Now, as a security leader, Behr has the opportunity to share his experience with others and push them to get their degrees. He requires all his employees to create educational goals for themselves, whether they take classes toward a formal degree or an industry certification.

“If there isn’t an education component to their annual goals, I don’t approve it,” he said. “Yes, I’m forcing them into it, but they will thank me later. I would not be in the position I am if I did not have an education.”

The Nuances of Industrial Security

Industrial security—also referred to as government security—is such a niche sector of the security industry, there are few specific degree programs that teach security professionals how to manage classified materials. However, Behr’s alma mater, American Military University, recently launched a government security concentration under its undergrad security management program.

In addition to security management, Behr recommends industrial security professionals consider getting a degree in homeland security, or something related to cybersecurity or information technology.

“As technology has evolved we are now finding that security professionals need a greater understanding of IT security and computer security,” he said.
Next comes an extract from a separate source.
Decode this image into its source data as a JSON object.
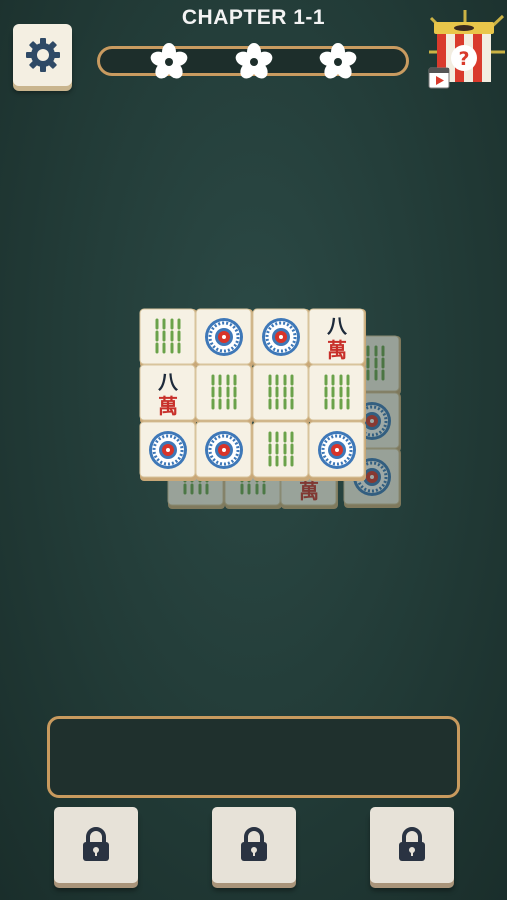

It’s increasingly important for security professionals to gain a broad understanding of cybersecurity not only to help protect their own networks, but because many times IT-security employees report to the chief security officer.

In addition to formal education, there are several relevant certifications:

While these industry-relevant certifications can be an important component for a security career, it is increasingly important for security professionals to have higher education.

“When I graduated high school in the mid-80s, you could have a successful career in the white collar world with just a high school degree. You can’t do that today,” Behr said. “You can’t get into senior management without a college degree so having that background is essential.”